QD lasers have superior environmental durability, which has led to the next revolution in silicon photonics. Superior high-temperature stability and optical feedback tolerance of QD lasers make them ideal light sources for silicon photonics. These have the potential to advance the world of communication by replacing electrical interconnects in circuits.

QD Laser Co. Inc. designs semiconductor laser-based solutions for a broad range of fields, including manufacturing, telecommunications, medical and consumer products. Their product range includes QD laser arrays for silicon optical circuits, broadband gain chips for ophthalmic testing equipment, picosecond short-pulse distributed feedback lasers for precision processing, current injection-type green, yellow-green and orange lasers for biological sciences, and retinal imaging laser eyewear.

QD Laser offers 532nm, 561nm and 594nm wavelength semiconductor lasers. These innovative devices contribute to biomedical and sensor applications as well as miniaturisation and extended life of devices. When stained cells are irradiated with a laser, various cell information can be obtained from luminescence and light scattering. Ultra-high-resolution microscopes for bio-imaging combine excitation light for observation with torus-shaped STED light that suppresses surrounding blur. These provide observation at a much finer scale.

Ultra-short pulse distributed feedback lasers are used for laser machining, which allows non-thermal processing to remove target materials before heating. This laser allows micro-fabrication of any material and high-precision processing through programmed laser pulse intervals.

QD lasers are based on molecular beam epitaxy, which is a crystal growth technology, and support a diverse wavelength lineup of QD laser modules. QD lasers that use QDs in their active layer have excellent temperature stability and energy efficiency. These can operate at 100°C with little performance deterioration and can be tailored to lase at 200°C. QD lasers can freely and precisely control emission wavelengths by making full use of grating formation technology embedded in semiconductor lasers.

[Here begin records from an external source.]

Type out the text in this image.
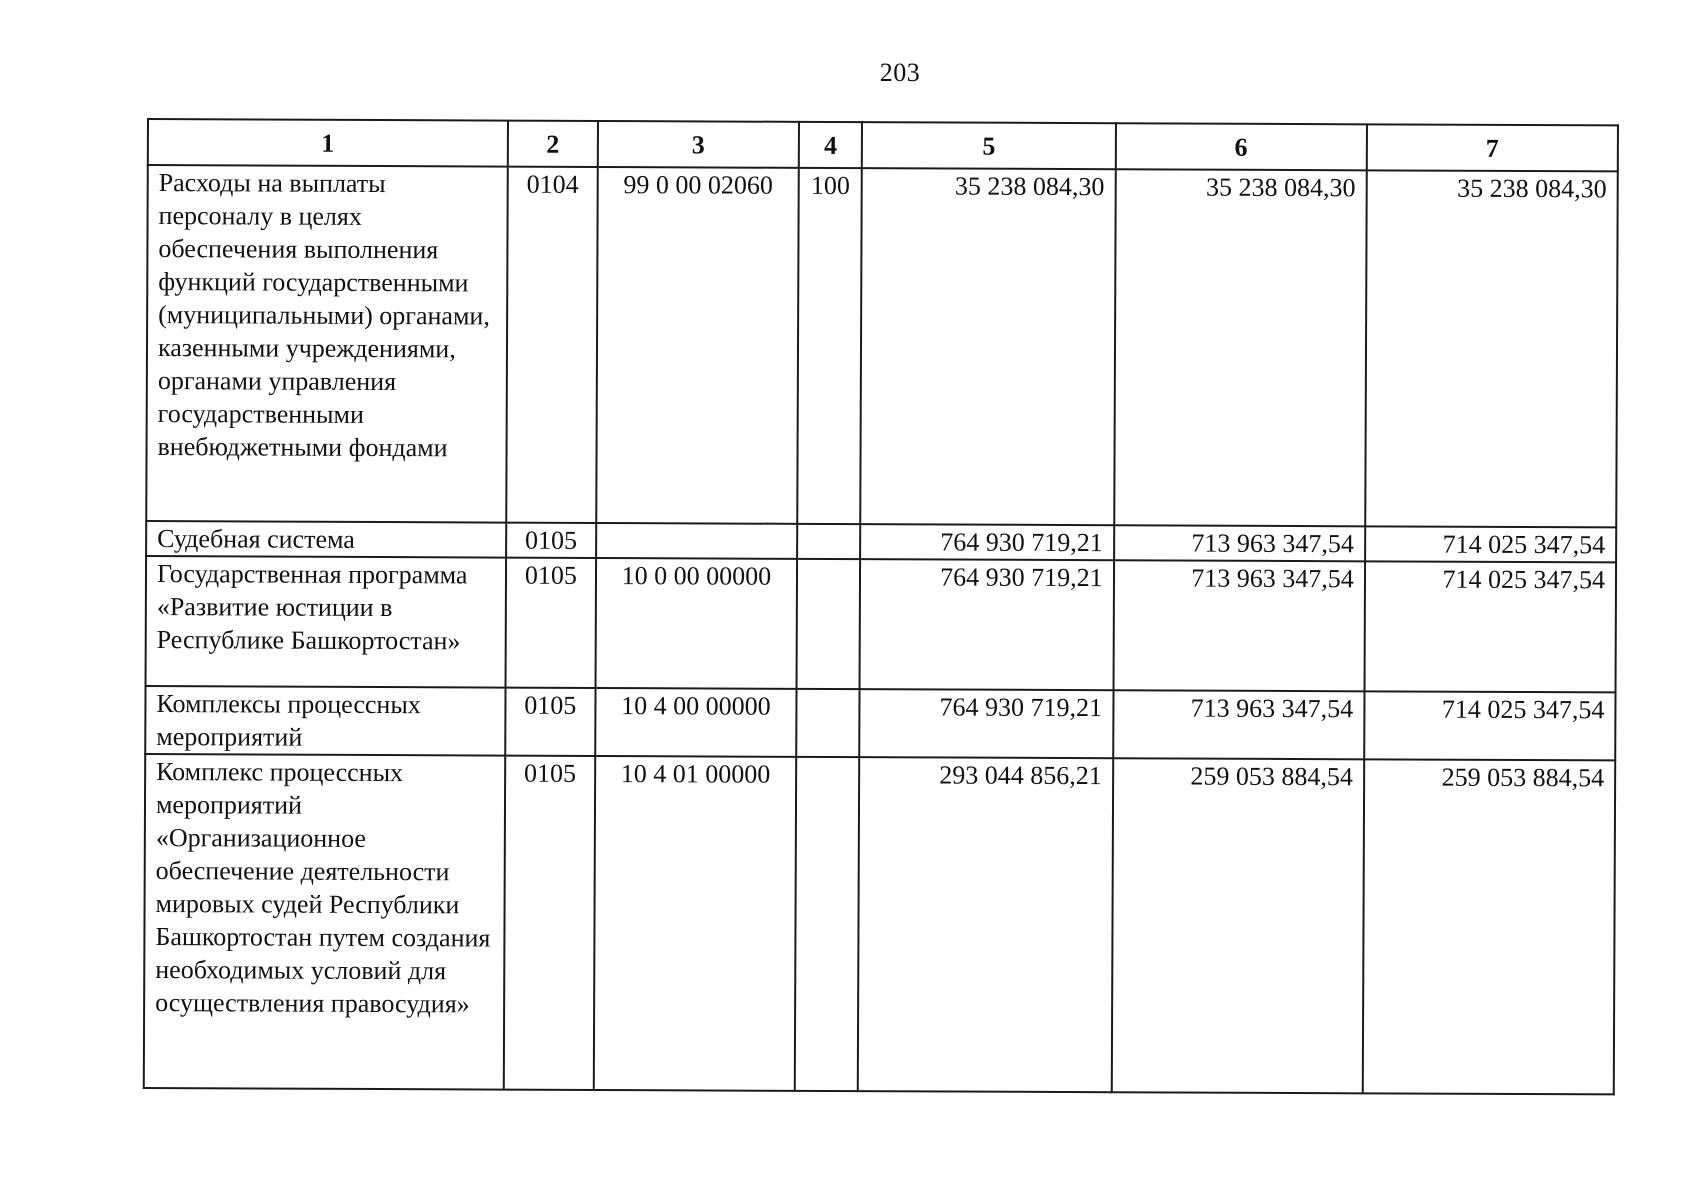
203
1	2	3	4	5	6	7
Расходы на выплаты персоналу в целях обеспечения выполнения функций государственными (муниципальными) органами, казенными учреждениями, органами управления государственными внебюджетными фондами	0104	99 0 00 02060	100	35 238 084,30	35 238 084,30	35 238 084,30
Судебная система	0105			764 930 719,21	713 963 347,54	714 025 347,54
Государственная программа «Развитие юстиции в Республике Башкортостан»	0105	10 0 00 00000		764 930 719,21	713 963 347,54	714 025 347,54
Комплексы процессных мероприятий	0105	10 4 00 00000		764 930 719,21	713 963 347,54	714 025 347,54
Комплекс процессных мероприятий «Организационное обеспечение деятельности мировых судей Республики Башкортостан путем создания необходимых условий для осуществления правосудия»	0105	10 4 01 00000		293 044 856,21	259 053 884,54	259 053 884,54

“QD lasers serving as the light source for silicon optical circuits that process ultra-large volumes of information can expand the information-processing capabilities of systems with low power consumption. Our retinal imaging laser eyewear will likely be used in the future to assist people with vision problems, support ophthalmic and medical examinations,” says Mitsuru Sugawara, president and chief executive officer, QD Laser Co. Inc.

The company’s ultra-compact optical system projects light onto the retina to form a clear image almost irrespective of the focus position or the condition of the user’s cornea or lens. This can also be used for augmented reality (AR) experiences. The system projects an image onto the retina that overlaps what is seen with the eye to create natural AR. Image at AR does not blur regardless of where the user is looking.